La scoperta di una nuova passione, la sartoria
È stato proprio entrando in contatto più da vicino che Chiara e Beniamino si accorgono della passione di Nasim per la sartoria. “Quando vedeva una macchina da cucire gli brillavano gli occhi, così un giorno ha visto quella dei vicini, aveva chiesto se poteva provare. Gli ho dato una tenda e due ore dopo è tornato con un pantaloncino perfettamente cucito” racconta Chiara.
“L’affido – continua Chiara – ci ha insegnato che non è un percorso dell’individuo ma della comunità. Abbiamo chiesto supporto anche noi tante volte per dargli supporto e così, tramite la rete di amici, abbiamo trovato un gancio in un negozio di alta moda”.
Da lì Nasim inizia un tirocinio che lo ha portato oggi ad avere un contratto a tempo indeterminato. “È una sinergia che si crea pian piano – dice Chiara – come sempre basta il primo passo, non avere paura di chiedere, bisogna osare”.

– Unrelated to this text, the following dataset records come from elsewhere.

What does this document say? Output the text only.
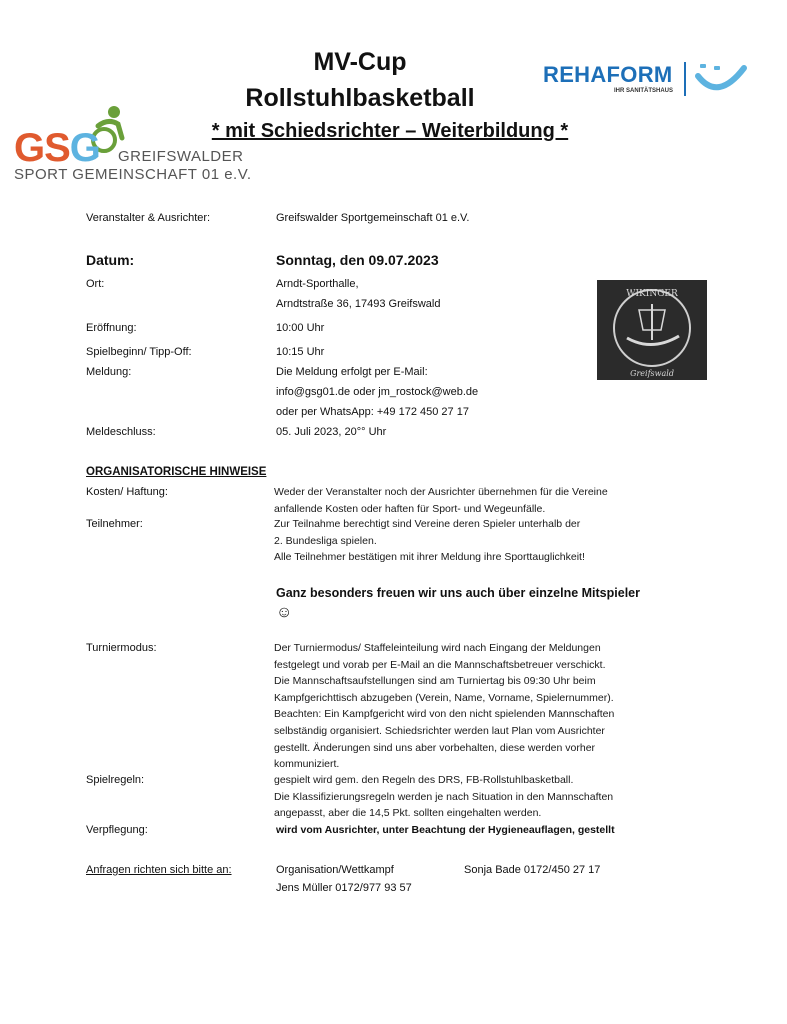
MV-Cup
Rollstuhlbasketball
* mit Schiedsrichter – Weiterbildung *
GSG GREIFSWALDER
SPORT GEMEINSCHAFT 01 e.V.
REHAFORM
IHR SANITÄTSHAUS
Veranstalter & Ausrichter:	Greifswalder Sportgemeinschaft 01 e.V.
Datum:	Sonntag, den 09.07.2023
Ort:	Arndt-Sporthalle,
Arndtstraße 36, 17493 Greifswald
Eröffnung:	10:00 Uhr
Spielbeginn/ Tipp-Off:	10:15 Uhr
Meldung:	Die Meldung erfolgt per E-Mail:
info@gsg01.de oder jm_rostock@web.de
oder per WhatsApp: +49 172 450 27 17
Meldeschluss:	05. Juli 2023, 20°° Uhr
WIKINGER
Greifswald
ORGANISATORISCHE HINWEISE
Kosten/ Haftung:	Weder der Veranstalter noch der Ausrichter übernehmen für die Vereine
anfallende Kosten oder haften für Sport- und Wegeunfälle.
Teilnehmer:	Zur Teilnahme berechtigt sind Vereine deren Spieler unterhalb der
2. Bundesliga spielen.
Alle Teilnehmer bestätigen mit ihrer Meldung ihre Sporttauglichkeit!
Ganz besonders freuen wir uns auch über einzelne Mitspieler
☺
Turniermodus:	Der Turniermodus/ Staffeleinteilung wird nach Eingang der Meldungen
festgelegt und vorab per E-Mail an die Mannschaftsbetreuer verschickt.
Die Mannschaftsaufstellungen sind am Turniertag bis 09:30 Uhr beim
Kampfgerichttisch abzugeben (Verein, Name, Vorname, Spielernummer).
Beachten: Ein Kampfgericht wird von den nicht spielenden Mannschaften
selbständig organisiert. Schiedsrichter werden laut Plan vom Ausrichter
gestellt. Änderungen sind uns aber vorbehalten, diese werden vorher
kommuniziert.
Spielregeln:	gespielt wird gem. den Regeln des DRS, FB-Rollstuhlbasketball.
Die Klassifizierungsregeln werden je nach Situation in den Mannschaften
angepasst, aber die 14,5 Pkt. sollten eingehalten werden.
Verpflegung:	wird vom Ausrichter, unter Beachtung der Hygieneauflagen, gestellt
Anfragen richten sich bitte an:	Organisation/Wettkampf	Sonja Bade 0172/450 27 17
Jens Müller 0172/977 93 57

Un percorso possibile grazie al programma Terreferme
Tutto questo è stato possibile anche grazie alla rete di supporto di Terreferme, il programma di supporto all’affido familiare portato avanti dall’UNICEF in collaborazione con il Coordinamento Nazionale Comunità Accoglienti - CNCA. “È stato importante sapere che non eravamo soli, che se avevamo bisogno c’era qualcuno con noi” aggiunge Chiara.
Rita Ceraolo, membro CNCA, conferma: “Il supporto parte dalla conoscenza della famiglia, dalla formazione, poi dall’abbinamento del ragazzo con la famiglia. Noi cerchiamo di essere presenti e in qualche senso entriamo a far parte di questa famiglia, dando supporto continuo, essendo disponibili a tutte le loro richieste, gioendo con loro delle cose che vanno bene e accompagnandoli anche quando le cose sono difficili”.
“L’affido- aggiunge Ivan Mei, specialista protezione Infanzia UNICEF – è una fonte di ricchezza non solo per i ragazzi e le ragazze che entrano in contesti famigliari, ma anche per le famiglie affidatarie stesse, e per la società e per la comunità intera.
L’incontro e la condivisione sono inoltre i migliori antidoti per sconfiggere discriminazione e discorsi d’odio. L’affido è infine anche un investimento, non solo relazionale ma anche economico. Ci teniamo a ribadire che è una soluzione che costa anche meno rispetto all’accoglienza residenziale e quindi è una strada percorribile non solo per le famiglie affidatarie ma anche per il sistema di accoglienza stesso”.
Scopri come attivarti su https://www.unicef.it/media/alternativecare/
Una cosa che mi ha insegnato Nasim è la grande semplicità, è sempre contento. Quando andavamo via dalla comunità gli abbiamo dato del tempo, pensando ne avesse bisogno per prepararsi. Subito ha messo insieme una borsa ed era pronto. E se penso quanto siamo complicati noi, è un bell’insegnamento: la felicità non dipende dalle cose che hai nella valigia.